William processes the story, start to finish, and it aligns eerily well with his own family history.

Pieces meld together to form the correct picture.

His grandmother had Alzheimer’s. He lost his mum as a lad, too.

Which means…“I was the boy. The one in your accident. Little William, the motherless nephew who wanted to drive the carriage.”

“Yes, that was you.” She shifts her gaze to him and tears well in her eyes. “I was an impetuous, whimsical fool. Still am at times, but that accident changed me.”

“But…I didn’t die. I’m here.”

Her eyes slide closed. “’Tis a blessed miracle, that. I cried for days when AJ told me.”

“Why don’t I remember it?”

“You were young. Just a lad.” She trembles.

“We were meant to protect you, to offer you a refuge. You’d just lost your mother, and your father worked every waking moment in the city.

When we offered to take you for the summer, your father was relieved.

But after the accident”—she blinks back tears—“he hated us. Cursed us and cut us off. You were all he had left and we sent you home broken. Nearly killed you.”

William runs a hand up his left thigh still pulsing with residual ache.

“My leg. It came from that.” His gait has been uneven for as long as he can remember.

After his father died, William had no one to answer his questions, so he just accepted his lot.

“So that accident, the one they blamed on AJ Winthrop…it was you and me in that carriage?”

She nods. “People assumed AJ rigged the carriage to lose control like that. Besides, AJ and I had been arguing the night before, I’m told. AJ had a terrible habit of knowing what was best for me and unfortunately so did I. So that morning, you and I snuck out for a bit of fun.”

“And I sent us over the cliffs.”

“No! You were a child, William. No more than five years of age, and I was the adult who should have acted as one.
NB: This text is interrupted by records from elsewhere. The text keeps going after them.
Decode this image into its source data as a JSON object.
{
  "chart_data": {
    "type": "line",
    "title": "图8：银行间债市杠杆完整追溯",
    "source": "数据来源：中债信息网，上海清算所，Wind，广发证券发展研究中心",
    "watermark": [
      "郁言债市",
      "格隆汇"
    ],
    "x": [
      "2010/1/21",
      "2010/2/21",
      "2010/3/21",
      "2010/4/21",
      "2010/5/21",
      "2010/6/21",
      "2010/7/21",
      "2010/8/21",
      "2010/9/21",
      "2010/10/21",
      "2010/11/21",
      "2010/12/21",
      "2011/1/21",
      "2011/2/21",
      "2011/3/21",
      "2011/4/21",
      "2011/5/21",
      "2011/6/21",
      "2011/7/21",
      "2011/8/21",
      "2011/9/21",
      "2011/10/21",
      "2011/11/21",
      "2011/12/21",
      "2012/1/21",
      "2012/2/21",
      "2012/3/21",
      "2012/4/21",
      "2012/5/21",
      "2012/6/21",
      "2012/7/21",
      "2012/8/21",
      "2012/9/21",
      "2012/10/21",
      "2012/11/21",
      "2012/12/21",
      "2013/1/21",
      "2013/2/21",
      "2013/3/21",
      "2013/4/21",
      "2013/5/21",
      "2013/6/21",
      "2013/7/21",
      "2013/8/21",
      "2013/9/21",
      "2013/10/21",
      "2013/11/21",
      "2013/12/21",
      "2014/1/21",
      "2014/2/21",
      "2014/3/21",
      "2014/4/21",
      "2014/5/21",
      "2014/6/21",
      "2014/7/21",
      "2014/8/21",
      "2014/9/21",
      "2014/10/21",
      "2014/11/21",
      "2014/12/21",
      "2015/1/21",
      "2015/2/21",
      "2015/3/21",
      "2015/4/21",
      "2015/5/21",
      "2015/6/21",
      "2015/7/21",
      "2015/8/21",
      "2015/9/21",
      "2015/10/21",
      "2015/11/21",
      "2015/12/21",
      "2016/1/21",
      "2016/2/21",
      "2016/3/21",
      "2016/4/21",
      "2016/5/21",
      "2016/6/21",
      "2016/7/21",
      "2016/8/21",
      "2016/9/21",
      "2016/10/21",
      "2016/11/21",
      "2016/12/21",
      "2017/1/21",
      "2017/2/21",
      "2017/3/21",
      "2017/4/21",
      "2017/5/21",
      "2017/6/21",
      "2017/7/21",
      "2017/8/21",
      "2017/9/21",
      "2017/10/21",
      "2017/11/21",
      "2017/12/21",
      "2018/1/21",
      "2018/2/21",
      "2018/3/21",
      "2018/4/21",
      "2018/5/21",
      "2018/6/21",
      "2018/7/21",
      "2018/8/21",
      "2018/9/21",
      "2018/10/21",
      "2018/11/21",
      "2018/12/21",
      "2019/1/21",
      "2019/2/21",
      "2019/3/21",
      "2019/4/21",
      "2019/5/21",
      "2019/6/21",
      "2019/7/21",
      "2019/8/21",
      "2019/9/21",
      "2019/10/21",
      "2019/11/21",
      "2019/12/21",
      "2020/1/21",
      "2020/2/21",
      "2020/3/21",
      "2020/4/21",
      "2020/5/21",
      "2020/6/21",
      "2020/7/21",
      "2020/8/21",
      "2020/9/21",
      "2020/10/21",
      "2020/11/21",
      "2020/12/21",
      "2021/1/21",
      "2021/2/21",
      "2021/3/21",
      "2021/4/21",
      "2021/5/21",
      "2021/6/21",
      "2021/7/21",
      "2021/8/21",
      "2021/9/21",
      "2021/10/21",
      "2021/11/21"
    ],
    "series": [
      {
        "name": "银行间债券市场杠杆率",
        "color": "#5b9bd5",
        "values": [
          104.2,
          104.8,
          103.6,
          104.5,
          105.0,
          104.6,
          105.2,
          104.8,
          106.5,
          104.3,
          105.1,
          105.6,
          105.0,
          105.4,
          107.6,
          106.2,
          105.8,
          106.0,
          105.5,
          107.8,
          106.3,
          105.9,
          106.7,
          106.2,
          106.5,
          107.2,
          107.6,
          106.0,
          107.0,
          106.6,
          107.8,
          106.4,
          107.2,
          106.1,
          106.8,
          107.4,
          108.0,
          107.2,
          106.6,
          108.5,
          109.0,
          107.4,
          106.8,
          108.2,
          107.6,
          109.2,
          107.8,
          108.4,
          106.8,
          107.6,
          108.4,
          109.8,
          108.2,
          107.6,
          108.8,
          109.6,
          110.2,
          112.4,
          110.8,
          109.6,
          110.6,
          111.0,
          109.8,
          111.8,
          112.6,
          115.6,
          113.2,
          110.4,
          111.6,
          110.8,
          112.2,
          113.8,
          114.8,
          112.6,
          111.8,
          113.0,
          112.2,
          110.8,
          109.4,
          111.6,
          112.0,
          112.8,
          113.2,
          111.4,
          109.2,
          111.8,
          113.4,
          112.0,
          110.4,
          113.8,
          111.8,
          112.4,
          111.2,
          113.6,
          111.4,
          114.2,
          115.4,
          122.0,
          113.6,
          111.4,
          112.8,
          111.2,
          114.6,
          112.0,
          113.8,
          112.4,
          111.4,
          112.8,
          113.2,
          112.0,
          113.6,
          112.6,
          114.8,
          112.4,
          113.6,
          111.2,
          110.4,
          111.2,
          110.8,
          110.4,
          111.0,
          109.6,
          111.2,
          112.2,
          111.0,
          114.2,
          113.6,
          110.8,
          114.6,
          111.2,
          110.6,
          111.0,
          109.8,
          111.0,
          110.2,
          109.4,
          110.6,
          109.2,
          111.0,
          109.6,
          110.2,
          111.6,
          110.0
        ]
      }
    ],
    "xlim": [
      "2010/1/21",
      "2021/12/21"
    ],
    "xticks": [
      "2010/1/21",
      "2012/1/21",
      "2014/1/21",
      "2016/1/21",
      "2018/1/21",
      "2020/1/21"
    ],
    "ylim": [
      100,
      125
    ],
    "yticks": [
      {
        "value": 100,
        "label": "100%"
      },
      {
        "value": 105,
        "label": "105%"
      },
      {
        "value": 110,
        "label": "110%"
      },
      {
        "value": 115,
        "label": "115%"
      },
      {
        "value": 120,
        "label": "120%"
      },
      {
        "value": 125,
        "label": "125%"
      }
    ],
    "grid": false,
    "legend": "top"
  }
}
Instead I gave in to my wild impulses, as I often do—such as marrying the man who’s in front of me.

Or taking the clifftop roads at blinding speed, then handing the reins to a young boy. ”

William lays a hand on her shaking one. “Or diving in front of a Packard to save a stranger.”

Her eyes close and she squeezes his fingers.

“Saving Cecil…that was my heart’s way of saving you, I believe.

An urgency burned inside me when we went over those cliffs…

keep reaching. Keep leaping. Keep grabbing for you.

And it kept on urging until I grabbed another little boy—a stranger—and pulled him to safety as I longed to do for you. ” Her shoulders shake.

She’s still broken, still cracked—not holding water anymore…but showcasing flowers. There’s an elegant peace about her, even as she grieves her past mistakes. How did you heal? he wants to ask, but it feels invasive.

She takes his hand in both of hers, inspecting the nails and the knuckles. They are dirty and calloused, yet she studies them as something precious. “Will you do something for me, William Thatcher?”

“Of course. Anything.”

“Don’t settle, lad.”

“On what?”

“On half the truth. On avoiding difficult matters because you think they might hurt.”

William licks his lips. “I know they will. And n-n-not just me.” A shiver. It isn’t hurting anything for him to stay in Cornwall. Not truly.

She places her slender hand over his calloused one. “Please, Will. Please don’t deny me the pleasure of helping the one I broke so long ago find healing.”

When Merryn bids him goodbye, she kisses him on each cheek, lets him know he’s welcome to return, and tucks the Hardy book into his hands.